Разве не то же самое произошло с сексуальной революцией? Конечно, нравы стали вольнее, либидо стало проявляться смелее, либеральнее. Но ведь и раньше кто хотел, грешил напропалую, только под покровом ночи, в развеселых домах, в притонах разврата, в тайниках подполья и подсознания. В том-то и состояло значение сексуальной революции, что она это вывела наружу и обнажила сознанию. Если раньше кто-то скрывал от себя кровосмесительные влечения, то теперь по долгу просвещенного сознания он обязался их заиметь – и с детства домогаться маменьки. Вот и вопрос: подавленный инстинкт одержал победу – или это сознание расширило зону своего владычества до прежде недоступных и сокровенных участков тела и души? Ведь, в сущности, и Фрейд, этот Маркс сексуальной революции, отдавая бытийный приоритет темному либидо, стремился возвести сознание на такой аналитический уровень, чтобы оно психически просветляло его в себе. Психоанализ – клич к сознанию: выше и дальше. Прежде неосознанное – осознай! Прежде немыслимое – помысли!
Если бедствие экономических кризисов разрешается плановым ведением хозяйства, то болезнь психических неврозов исцеляется осознанием вытесненных влечений. И результатом сексуальной революции сплошь и рядом стало не столько торжество секса, сколько торжество сознания над сексом. Если раньше секс упрямо прятался в штаны, под юбку, под одеяло, оставаясь стихийно возбудимым и неуправляемо сладостным, то теперь сознание вытащило его на свет и стало пользоваться им как угодно: в любых позах, для любых целей – коммерции, революции, поддержания истеблишмента, сокрушения истеблишмента… Само наслаждение, извлеченное из семенных протоков, стало проводником идей, выгод и тенденций. Все это в широком смысле именуется порнографией, которую можно определить как сферу осознания и отчуждения секса.
Значит, социальная и сексуальная параллели все-таки пересекаются. «Идеология и порнография – близнецы-сестры». Предмет обеих – торжество материальных и социальных низов: трудящихся классов, совокупляющихся органов. На плакатах – цеха и поля, над которыми нависает могучая рабочая рука. На рекламах – нагая краса, призывающая к действию могучий производительный орган. Но то и другое – всего лишь эйдосы: идеи и виды97. Орудия для власти сверхсознания, которое раньше, в эпоху просто сознания, еще чуждалось и боялось материальных низов, взывало к духовному, разумному, доброму, вечному. Но потом совершило переворот, опрокинуло это незрелое, классическое сознание посредством материальных низов, чтобы тут же возвыситься над этими низами и сделать их орудием своего идейно-эйдетического господства.
Картины вдохновенного труда. Кадры впечатляющего блуда. Две формы ментальности: «идео» и «порно».

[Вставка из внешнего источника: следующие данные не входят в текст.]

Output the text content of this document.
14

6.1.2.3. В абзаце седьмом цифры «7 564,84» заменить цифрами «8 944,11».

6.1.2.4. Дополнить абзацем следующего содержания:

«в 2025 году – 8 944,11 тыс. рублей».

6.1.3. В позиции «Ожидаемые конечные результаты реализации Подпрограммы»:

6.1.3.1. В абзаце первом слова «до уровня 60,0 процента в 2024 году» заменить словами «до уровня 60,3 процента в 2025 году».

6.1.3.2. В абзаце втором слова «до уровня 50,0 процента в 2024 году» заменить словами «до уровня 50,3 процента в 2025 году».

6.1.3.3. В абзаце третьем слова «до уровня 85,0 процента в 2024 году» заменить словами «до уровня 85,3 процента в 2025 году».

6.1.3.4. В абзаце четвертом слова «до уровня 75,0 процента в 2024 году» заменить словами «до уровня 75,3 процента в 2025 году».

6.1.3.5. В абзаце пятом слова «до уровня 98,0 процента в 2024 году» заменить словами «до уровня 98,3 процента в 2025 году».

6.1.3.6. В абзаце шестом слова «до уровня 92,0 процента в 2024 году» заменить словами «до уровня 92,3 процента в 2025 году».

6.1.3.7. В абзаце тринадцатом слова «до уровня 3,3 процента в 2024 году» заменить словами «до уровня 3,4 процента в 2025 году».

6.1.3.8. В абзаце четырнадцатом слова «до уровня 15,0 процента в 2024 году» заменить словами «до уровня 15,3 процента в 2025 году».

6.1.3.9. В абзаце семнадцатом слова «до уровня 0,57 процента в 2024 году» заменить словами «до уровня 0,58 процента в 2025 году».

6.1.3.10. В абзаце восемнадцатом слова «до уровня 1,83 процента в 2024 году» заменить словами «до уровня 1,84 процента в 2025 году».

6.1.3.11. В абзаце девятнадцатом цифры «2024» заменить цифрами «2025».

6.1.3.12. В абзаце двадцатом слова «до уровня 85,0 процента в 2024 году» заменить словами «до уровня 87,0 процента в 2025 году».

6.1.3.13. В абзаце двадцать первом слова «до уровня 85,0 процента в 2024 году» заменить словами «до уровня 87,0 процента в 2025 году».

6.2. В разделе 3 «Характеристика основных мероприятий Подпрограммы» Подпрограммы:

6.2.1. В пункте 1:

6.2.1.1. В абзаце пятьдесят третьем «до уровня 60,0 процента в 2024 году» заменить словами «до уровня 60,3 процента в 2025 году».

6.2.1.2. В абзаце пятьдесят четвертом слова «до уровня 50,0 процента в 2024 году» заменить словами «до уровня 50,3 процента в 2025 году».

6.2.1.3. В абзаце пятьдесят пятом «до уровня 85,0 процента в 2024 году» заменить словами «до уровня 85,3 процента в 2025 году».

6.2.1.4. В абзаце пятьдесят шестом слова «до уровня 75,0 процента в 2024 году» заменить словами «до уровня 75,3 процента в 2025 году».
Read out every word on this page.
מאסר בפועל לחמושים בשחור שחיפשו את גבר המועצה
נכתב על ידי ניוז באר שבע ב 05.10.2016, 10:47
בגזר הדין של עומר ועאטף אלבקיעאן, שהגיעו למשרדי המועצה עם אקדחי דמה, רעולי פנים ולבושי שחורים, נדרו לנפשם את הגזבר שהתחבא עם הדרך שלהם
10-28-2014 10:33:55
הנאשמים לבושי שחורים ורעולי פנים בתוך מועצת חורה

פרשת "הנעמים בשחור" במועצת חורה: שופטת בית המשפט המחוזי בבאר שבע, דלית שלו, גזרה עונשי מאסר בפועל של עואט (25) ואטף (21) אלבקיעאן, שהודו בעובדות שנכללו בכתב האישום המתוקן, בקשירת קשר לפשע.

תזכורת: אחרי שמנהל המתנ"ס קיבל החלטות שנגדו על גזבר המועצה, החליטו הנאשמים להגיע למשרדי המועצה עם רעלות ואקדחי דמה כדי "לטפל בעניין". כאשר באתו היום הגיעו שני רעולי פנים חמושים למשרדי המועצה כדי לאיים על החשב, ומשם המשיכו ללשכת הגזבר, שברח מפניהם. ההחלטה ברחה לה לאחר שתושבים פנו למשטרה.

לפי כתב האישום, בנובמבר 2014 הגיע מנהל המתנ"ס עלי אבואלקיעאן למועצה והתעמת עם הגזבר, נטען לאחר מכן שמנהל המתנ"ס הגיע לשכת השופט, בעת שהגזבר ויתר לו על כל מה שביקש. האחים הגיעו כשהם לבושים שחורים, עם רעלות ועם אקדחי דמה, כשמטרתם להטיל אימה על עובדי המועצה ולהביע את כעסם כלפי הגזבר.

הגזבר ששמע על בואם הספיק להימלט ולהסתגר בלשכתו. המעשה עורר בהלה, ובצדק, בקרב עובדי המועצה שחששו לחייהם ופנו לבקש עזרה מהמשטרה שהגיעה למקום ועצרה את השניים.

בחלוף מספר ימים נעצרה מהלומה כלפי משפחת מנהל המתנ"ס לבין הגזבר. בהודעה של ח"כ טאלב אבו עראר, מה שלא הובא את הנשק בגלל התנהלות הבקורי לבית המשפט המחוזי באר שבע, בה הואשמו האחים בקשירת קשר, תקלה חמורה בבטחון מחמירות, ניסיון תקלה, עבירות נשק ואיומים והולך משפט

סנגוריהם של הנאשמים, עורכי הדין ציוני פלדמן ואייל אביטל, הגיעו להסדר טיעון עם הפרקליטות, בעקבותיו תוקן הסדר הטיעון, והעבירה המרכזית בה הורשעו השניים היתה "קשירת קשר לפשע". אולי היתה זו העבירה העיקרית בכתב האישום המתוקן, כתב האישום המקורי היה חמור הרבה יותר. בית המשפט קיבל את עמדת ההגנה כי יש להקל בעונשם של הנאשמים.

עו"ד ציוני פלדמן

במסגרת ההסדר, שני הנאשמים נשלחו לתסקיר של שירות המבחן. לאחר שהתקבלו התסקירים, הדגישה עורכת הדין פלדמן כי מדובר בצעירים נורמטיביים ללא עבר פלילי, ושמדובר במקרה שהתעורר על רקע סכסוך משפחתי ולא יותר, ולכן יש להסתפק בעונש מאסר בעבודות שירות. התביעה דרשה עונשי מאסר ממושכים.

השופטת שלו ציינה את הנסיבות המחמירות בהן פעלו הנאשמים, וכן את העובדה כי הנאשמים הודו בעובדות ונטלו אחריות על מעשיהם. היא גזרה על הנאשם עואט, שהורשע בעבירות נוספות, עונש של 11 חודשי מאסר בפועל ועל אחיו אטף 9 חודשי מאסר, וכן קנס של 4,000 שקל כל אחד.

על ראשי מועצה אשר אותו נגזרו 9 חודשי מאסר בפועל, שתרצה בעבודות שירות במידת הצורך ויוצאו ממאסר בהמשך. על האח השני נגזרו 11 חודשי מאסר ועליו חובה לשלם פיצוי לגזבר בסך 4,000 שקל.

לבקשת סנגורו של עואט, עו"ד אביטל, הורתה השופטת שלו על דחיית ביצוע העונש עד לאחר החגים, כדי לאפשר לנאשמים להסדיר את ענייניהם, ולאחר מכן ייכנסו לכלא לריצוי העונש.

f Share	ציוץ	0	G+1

Асексуальность в литературе и философии (Гоголь и Кант)
Гоголь предстает в ряду великих русских писателей как личность наиболее загадочная, лишенная некоторых существенных атрибутов личности вообще. Об этом уже много писалось, но заметим удивительное совпадение. Гоголь, основоположник критического направления в русской литературе, столь же асексуален, как Кант – основоположник критического направления в немецкой философии. «Ревизор» и «Мертвые души» закладывают основы «натуральной школы» и вносят в литературу ту же антидогматическую, деидеализирующую тенденцию, что и «Критика чистого разума» Канта – в философию. По сути, все творчество Гоголя – это критика «чистого воображения», «чистого изящества», «чистой красоты» в кантовском смысле слова. И наоборот, Кант умеряет притязания человеческой мысли на всемогущество, на всезнание, низводя ее к положению «маленького человека» в огромном непознаваемом мире. Из гоголевской «Шинели» вышла замечательная плеяда русских писателей-классиков: Тургенев, Достоевский, Некрасов, Щедрин, Чехов. Из кантовских «Критик» – вся немецкая классическая философия: Фихте, Шиллер, Шеллинг, Гегель, Фейербах, Шопенгауэр.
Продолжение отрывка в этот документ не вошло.